Making percentages fair (creating new system for employee bonuses)

davemva

New member
Joined
May 12, 2016
Messages
1
I've just taken the job of academic manager at a small private school. Teachers get a quarterly bonus based on their student retention rate. payments are in five groups. above 50%, 85-90% 90-95% 96-99% and 100%. There is quite a big financial difference between the top and bottom group.

The problem is that class sizes are not standard. So a teacher with a class of 4 students who loses 1 student has a retention rate of 75% and gets the lowest level bonus. A teacher with a class of 10 also loses one student but has a retention rate of 90% and gets a much higher bonus.

I don't feel this is fair. I was hoping I could find a different calculation to use to create a fair system.

I have considered using a z-score system but I don't think the school has the right data available to do this.

I'm employed due to my teaching and management abilities. My maths level is embarrassingly basic so this has been my only idea. Any suggestions would be very welcome and appreciated. By me and the teachers.

Thank you in advance.
 
I've just taken the job of academic manager at a small private school. Teachers get a quarterly bonus based on their student retention rate. payments are in five groups. above 50%, 85-90% 90-95% 96-99% and 100%. There is quite a big financial difference between the top and bottom group.

The problem is that class sizes are not standard. So a teacher with a class of 4 students who loses 1 student has a retention rate of 75% and gets the lowest level bonus. A teacher with a class of 10 also loses one student but has a retention rate of 90% and gets a much higher bonus.

I don't feel this is fair. I was hoping I could find a different calculation to use to create a fair system.

I have considered using a z-score system but I don't think the school has the right data available to do this.
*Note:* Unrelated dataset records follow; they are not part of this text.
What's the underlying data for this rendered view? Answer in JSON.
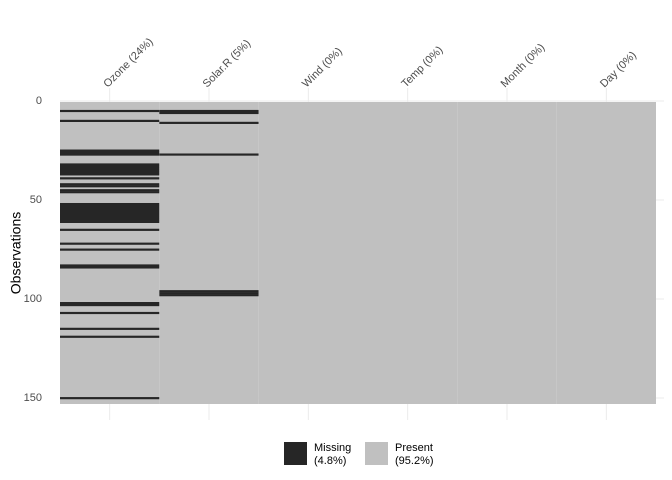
{
  "chart_data": {
    "type": "missingness",
    "y_label": "Observations",
    "columns": [
      "Ozone (24%)",
      "Solar.R (5%)",
      "Wind (0%)",
      "Temp (0%)",
      "Month (0%)",
      "Day (0%)"
    ],
    "missing_rows": [
      [
        5,
        10,
        25,
        26,
        27,
        32,
        33,
        34,
        35,
        36,
        37,
        39,
        42,
        43,
        45,
        46,
        52,
        53,
        54,
        55,
        56,
        57,
        58,
        59,
        60,
        61,
        65,
        72,
        75,
        83,
        84,
        102,
        103,
        107,
        115,
        119,
        150
      ],
      [
        5,
        6,
        11,
        27,
        96,
        97,
        98
      ],
      [],
      [],
      [],
      []
    ],
    "missing_color": "#262626",
    "present_color": "#c0c0c0",
    "legend": [
      {
        "name": "Missing",
        "share": "(4.8%)",
        "color": "#262626"
      },
      {
        "name": "Present",
        "share": "(95.2%)",
        "color": "#c0c0c0"
      }
    ],
    "ylim": [
      0,
      153
    ],
    "yticks": [
      0,
      50,
      100,
      150
    ],
    "y_reversed": true,
    "grid": true
  }
}
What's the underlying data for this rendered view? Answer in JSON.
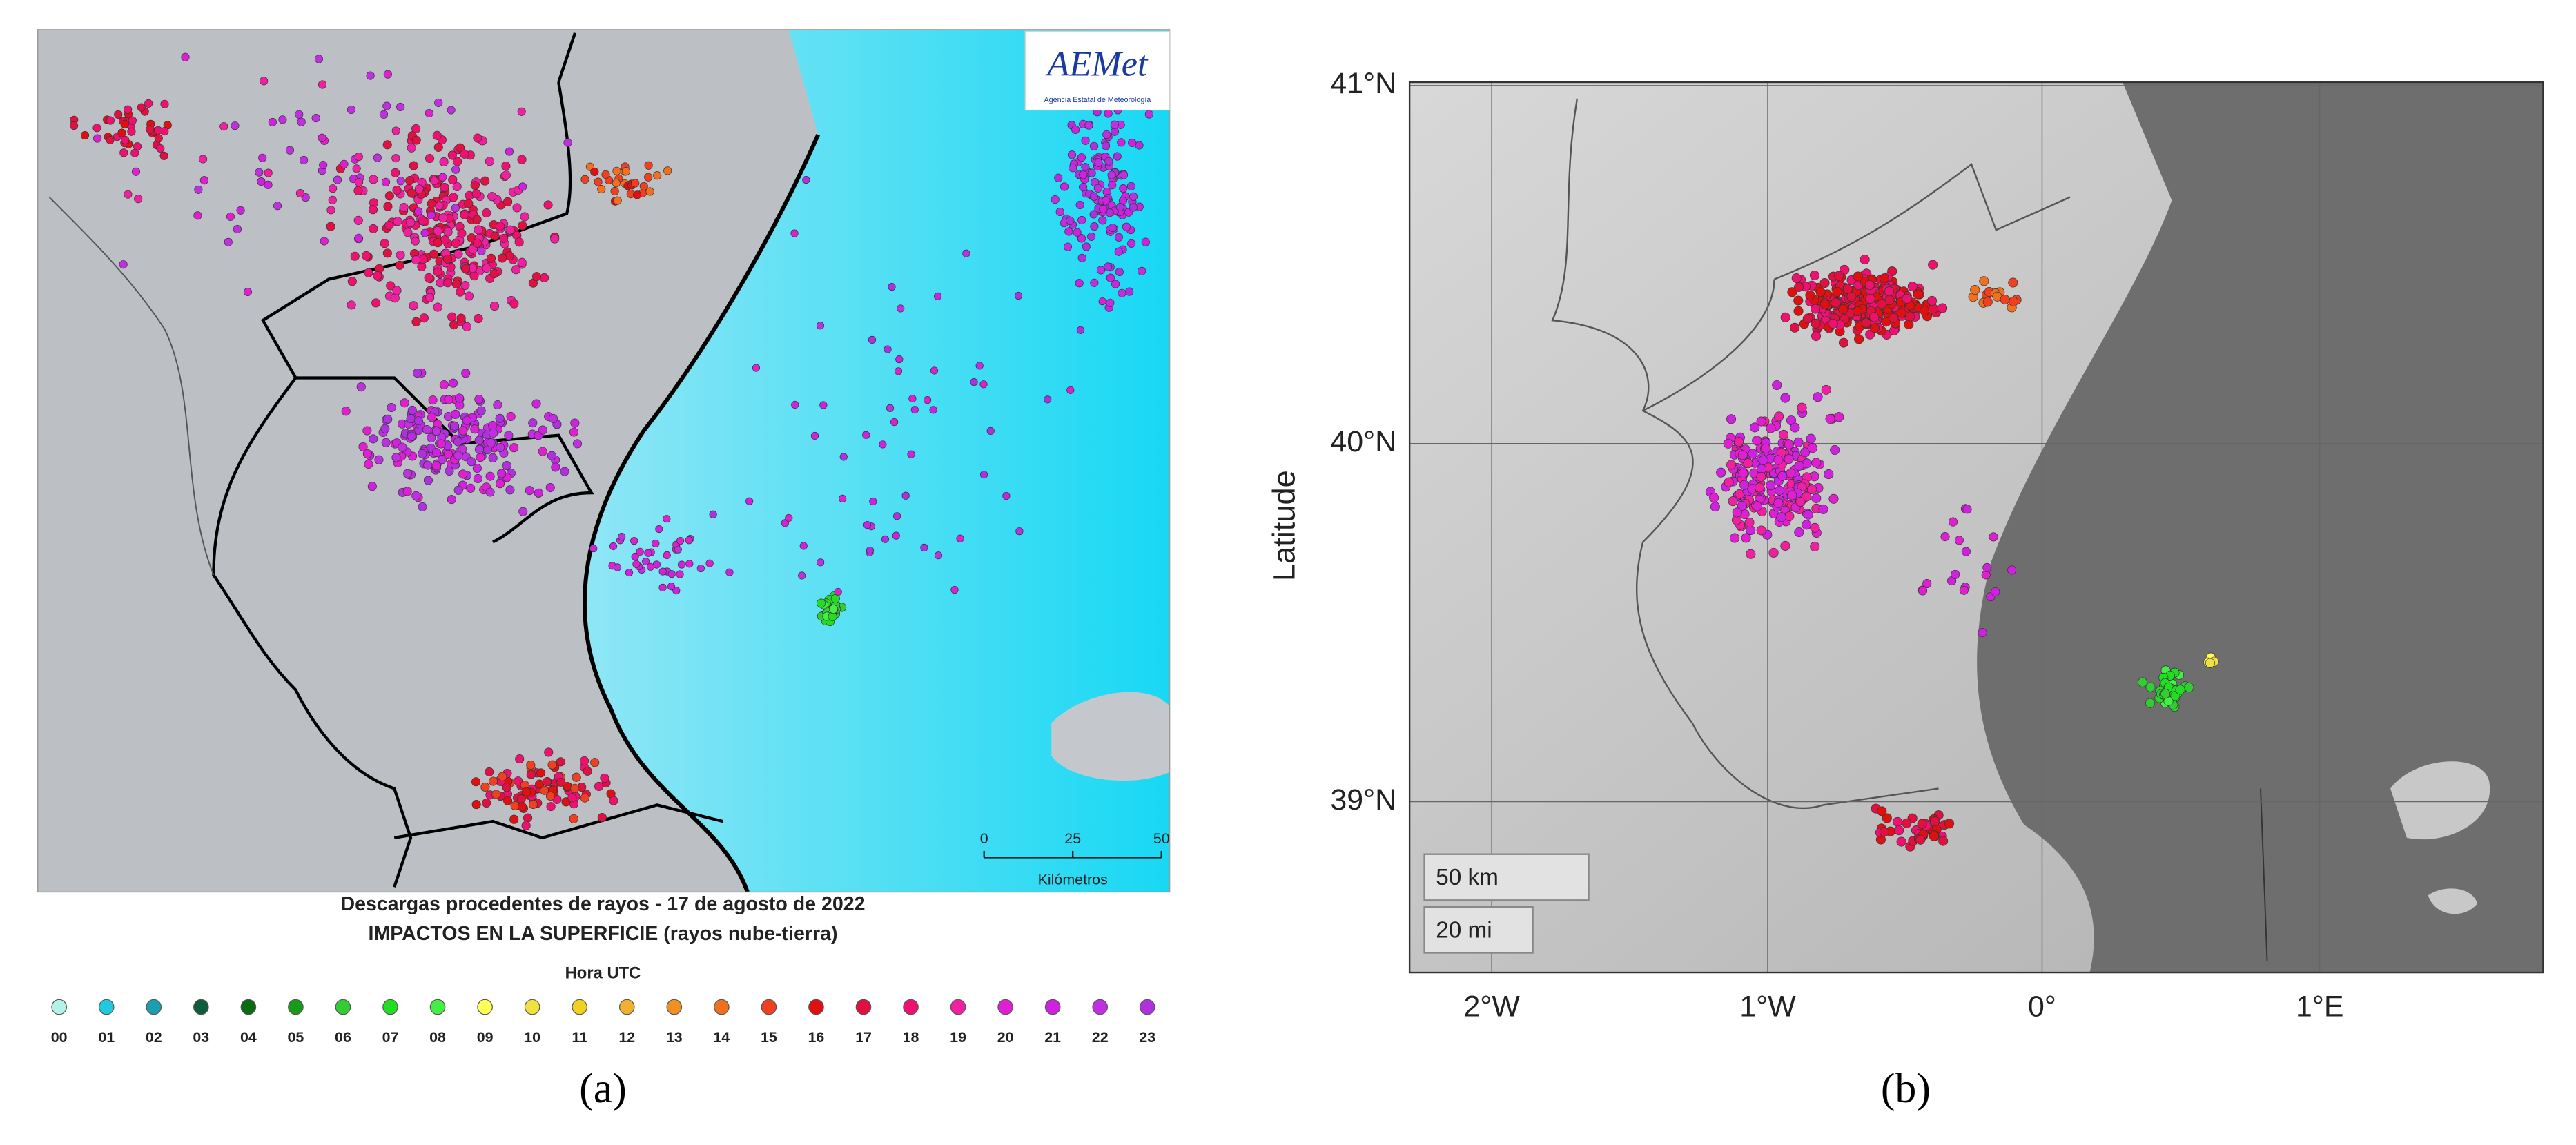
{
  "panels": [
    {
      "label": "(a)",
      "logo": {
        "name": "AEMet",
        "subtitle": "Agencia Estatal de Meteorología"
      },
      "title_lines": [
        "Descargas procedentes de rayos - 17 de agosto de 2022",
        "IMPACTOS EN LA SUPERFICIE (rayos nube-tierra)"
      ],
      "legend": {
        "title": "Hora UTC",
        "hours": [
          {
            "label": "00",
            "color": "#b4f2e8"
          },
          {
            "label": "01",
            "color": "#22c8e0"
          },
          {
            "label": "02",
            "color": "#1a9fb0"
          },
          {
            "label": "03",
            "color": "#0d5c3a"
          },
          {
            "label": "04",
            "color": "#0a6b10"
          },
          {
            "label": "05",
            "color": "#1a9a1a"
          },
          {
            "label": "06",
            "color": "#33cc33"
          },
          {
            "label": "07",
            "color": "#22dd22"
          },
          {
            "label": "08",
            "color": "#44ee44"
          },
          {
            "label": "09",
            "color": "#ffff55"
          },
          {
            "label": "10",
            "color": "#f0e040"
          },
          {
            "label": "11",
            "color": "#f0d020"
          },
          {
            "label": "12",
            "color": "#f0b030"
          },
          {
            "label": "13",
            "color": "#f09020"
          },
          {
            "label": "14",
            "color": "#f07020"
          },
          {
            "label": "15",
            "color": "#f04020"
          },
          {
            "label": "16",
            "color": "#e01010"
          },
          {
            "label": "17",
            "color": "#e01040"
          },
          {
            "label": "18",
            "color": "#f01070"
          },
          {
            "label": "19",
            "color": "#f020a0"
          },
          {
            "label": "20",
            "color": "#e020d0"
          },
          {
            "label": "21",
            "color": "#d020e0"
          },
          {
            "label": "22",
            "color": "#c030e0"
          },
          {
            "label": "23",
            "color": "#b030e0"
          }
        ]
      },
      "scale": {
        "ticks": [
          0,
          25,
          50
        ],
        "unit": "Kilómetros"
      }
    },
    {
      "label": "(b)",
      "y_axis_label": "Latitude",
      "lat_ticks": [
        "41°N",
        "40°N",
        "39°N"
      ],
      "lon_ticks": [
        "2°W",
        "1°W",
        "0°",
        "1°E"
      ],
      "scale_bars": [
        "50 km",
        "20 mi"
      ]
    }
  ]
}
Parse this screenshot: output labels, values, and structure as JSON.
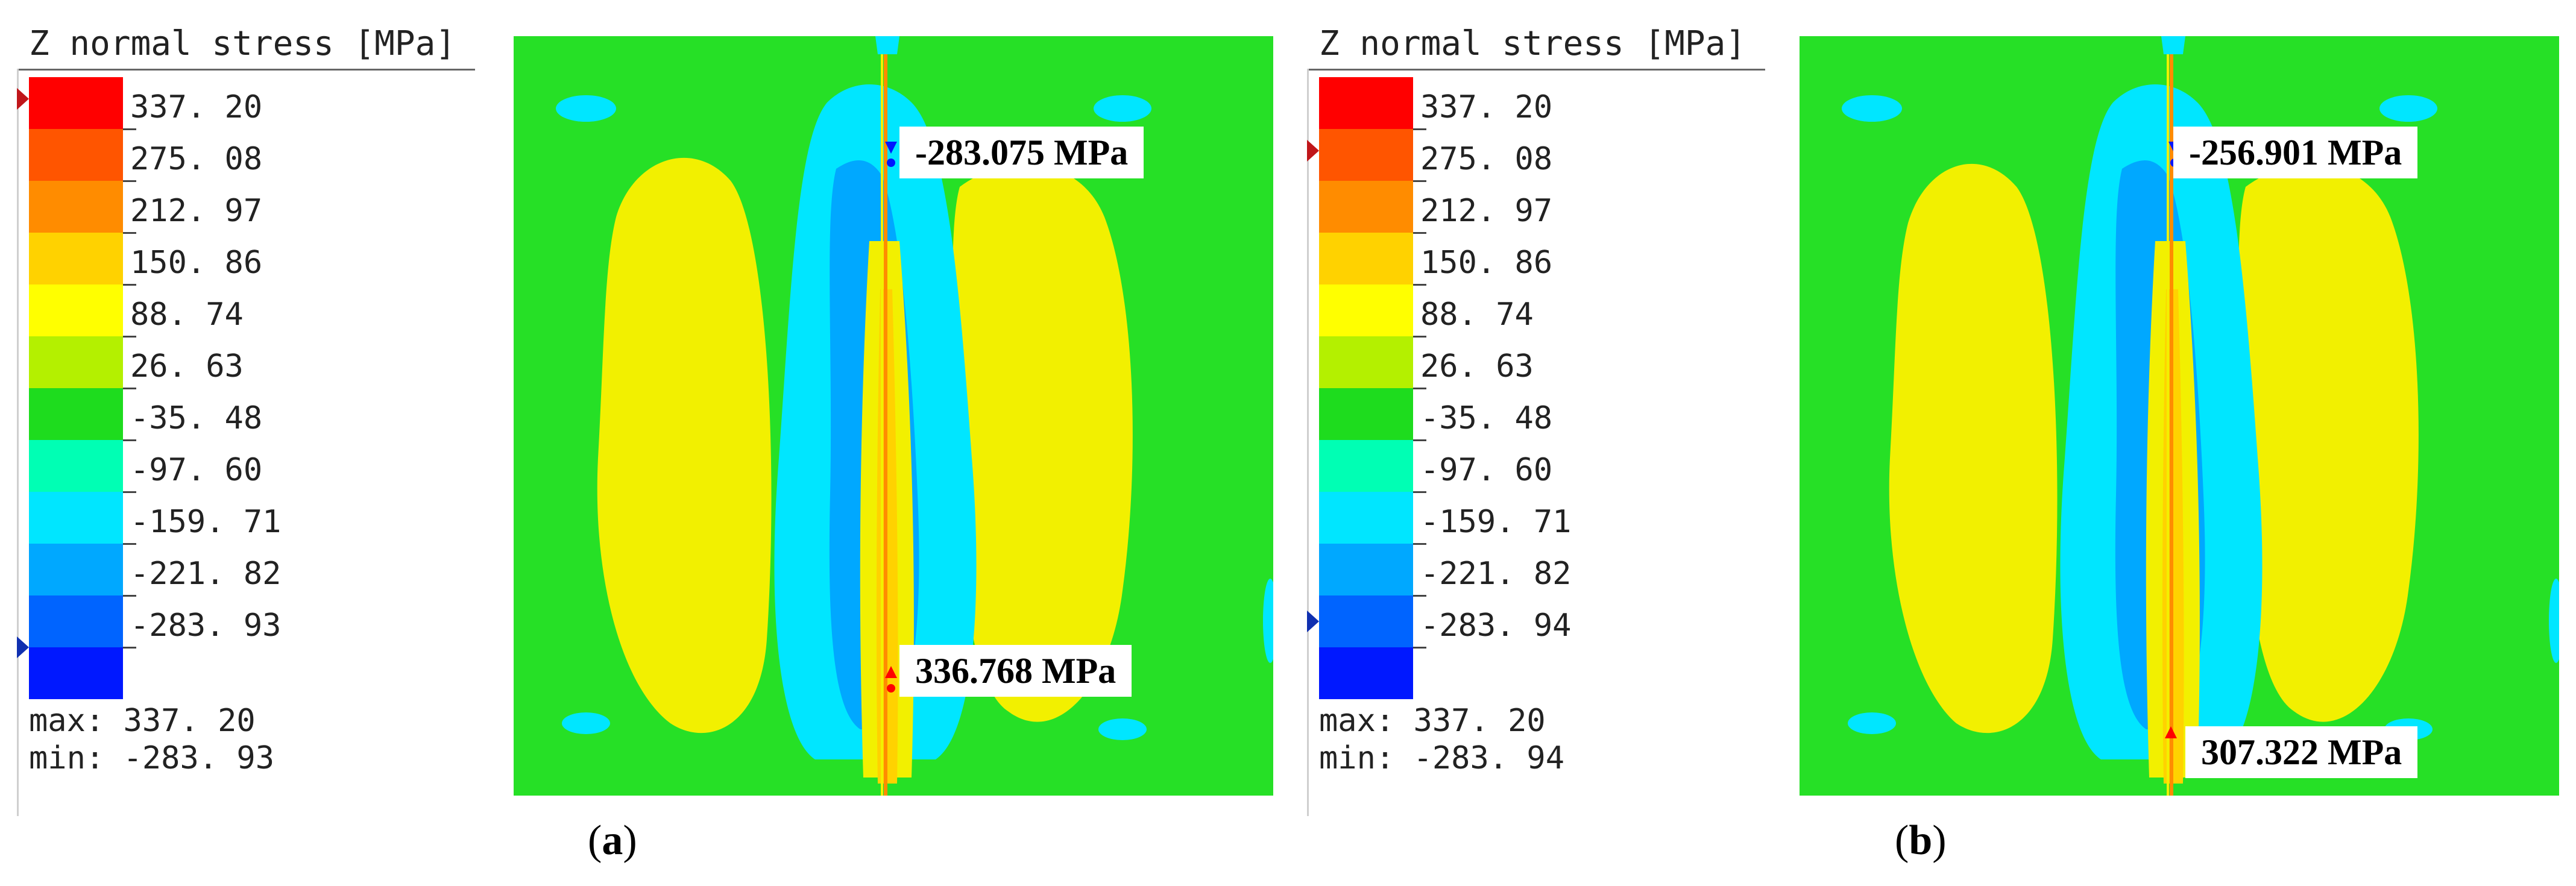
{
  "legend_colors": [
    "#ff0000",
    "#ff5500",
    "#ff8c00",
    "#ffd200",
    "#ffff00",
    "#b4f000",
    "#1edc1e",
    "#00ffb4",
    "#00e6ff",
    "#00a8ff",
    "#0064ff",
    "#0018ff"
  ],
  "field_colors": {
    "background": "#26e026",
    "compression_outer": "#00e6ff",
    "compression_inner": "#00a8ff",
    "tension": "#f2f000",
    "tension_core": "#ffd200",
    "crack_line": "#ff8c00"
  },
  "panels": [
    {
      "id": "a",
      "legend_title": "Z normal stress [MPa]",
      "tick_labels": [
        "337. 20",
        "275. 08",
        "212. 97",
        "150. 86",
        "88. 74",
        "26. 63",
        "-35. 48",
        "-97. 60",
        "-159. 71",
        "-221. 82",
        "-283. 93"
      ],
      "max_label": "max:",
      "max_value": "337. 20",
      "min_label": "min:",
      "min_value": "-283. 93",
      "min_annotation": "-283.075 MPa",
      "max_annotation": "336.768 MPa",
      "caption_open": "(",
      "caption_letter": "a",
      "caption_close": ")",
      "max_marker_level": 0,
      "min_marker_level": 11
    },
    {
      "id": "b",
      "legend_title": "Z normal stress [MPa]",
      "tick_labels": [
        "337. 20",
        "275. 08",
        "212. 97",
        "150. 86",
        "88. 74",
        "26. 63",
        "-35. 48",
        "-97. 60",
        "-159. 71",
        "-221. 82",
        "-283. 94"
      ],
      "max_label": "max:",
      "max_value": "337. 20",
      "min_label": "min:",
      "min_value": "-283. 94",
      "min_annotation": "-256.901 MPa",
      "max_annotation": "307.322 MPa",
      "caption_open": "(",
      "caption_letter": "b",
      "caption_close": ")",
      "max_marker_level": 1,
      "min_marker_level": 10.5
    }
  ]
}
I'm employed due to my teaching and management abilities. My maths level is embarrassingly basic so this has been my only idea. Any suggestions would be very welcome and appreciated. By me and the teachers.

Thank you in advance.
As stapel said, we would need to know your idea of fair before we could begin to help in a specific way. However, if you do not feel that a percentage is fair, do you feel an individual basis is fair? That is, so much for each student retained? And, if you do, why? [Not for us to know particularly but think of that teacher which had a 90% retention getting the same bonus as the one with 75% retention].

Just as an aside, I have long had the feeling that teachers are likely to be left out of administrative decisions like this so maybe you should talk to your teachers and see what they think. Even to something like, each teacher gets five votes and votes for the teachers they feel should get the highest bonus [must vote for five different teachers and can not vote for yourself]. Then the bonus pool is split somehow between the teachers with high ratings from other teachers and those retaining students, i.e. 30% of the pool the old way, 30% for the each student retained type and 40% to the ten highest rated by the other teachers]
 
Back with a new name

Hi, it was me who posted the original question but for some reason I couldn't sign into my account. I requested a new password 3 times but never received the email so I had to set up a new account,

One of you asked for a description of what I considered mathematically fair. So here goes. Some background first. Our Bonuses are paid quarterly, each teacher has on average 9 classes with student numbers ranging from 4 to 16 per class . A single course is 26 weeks. All courses start at different times. We are a private school so we don't run September to July like a public school. I worked for the company for 6 years before I became manager. My own look at the data seems to show that all teachers lose 1.5 students per class each year. This appears to be consistent across ages and class sizes. The bonuses are calculated on numbers from how ever many classes have finished a 26 course during those 3 months. This can be anything from 1 to 5 classes.

The first thing I find unfair is - As a teacher works for longer and longer the class size reduces, the 1.5 becomes a bigger percentage and their bonus reduces.

Second - This is compounded as students leave for a large number of reasons the majority of which have nothing to do with the teachers teaching

Finally - Class size upon opening is totally out of teachers hands, they get what they are given

(the second and final points relate to my opening issue with the class of 4 vs the class of 10)

I know the obvious solution is to get rid of the retentions system. That was my first choice. But our owner highly values it and I lost that fight. My only option is to chance/ recalculate it so it accurately reflects what is happening.

Thanks again in advance, I really appreciate the time people have put into helping me out. I'm a bit lost.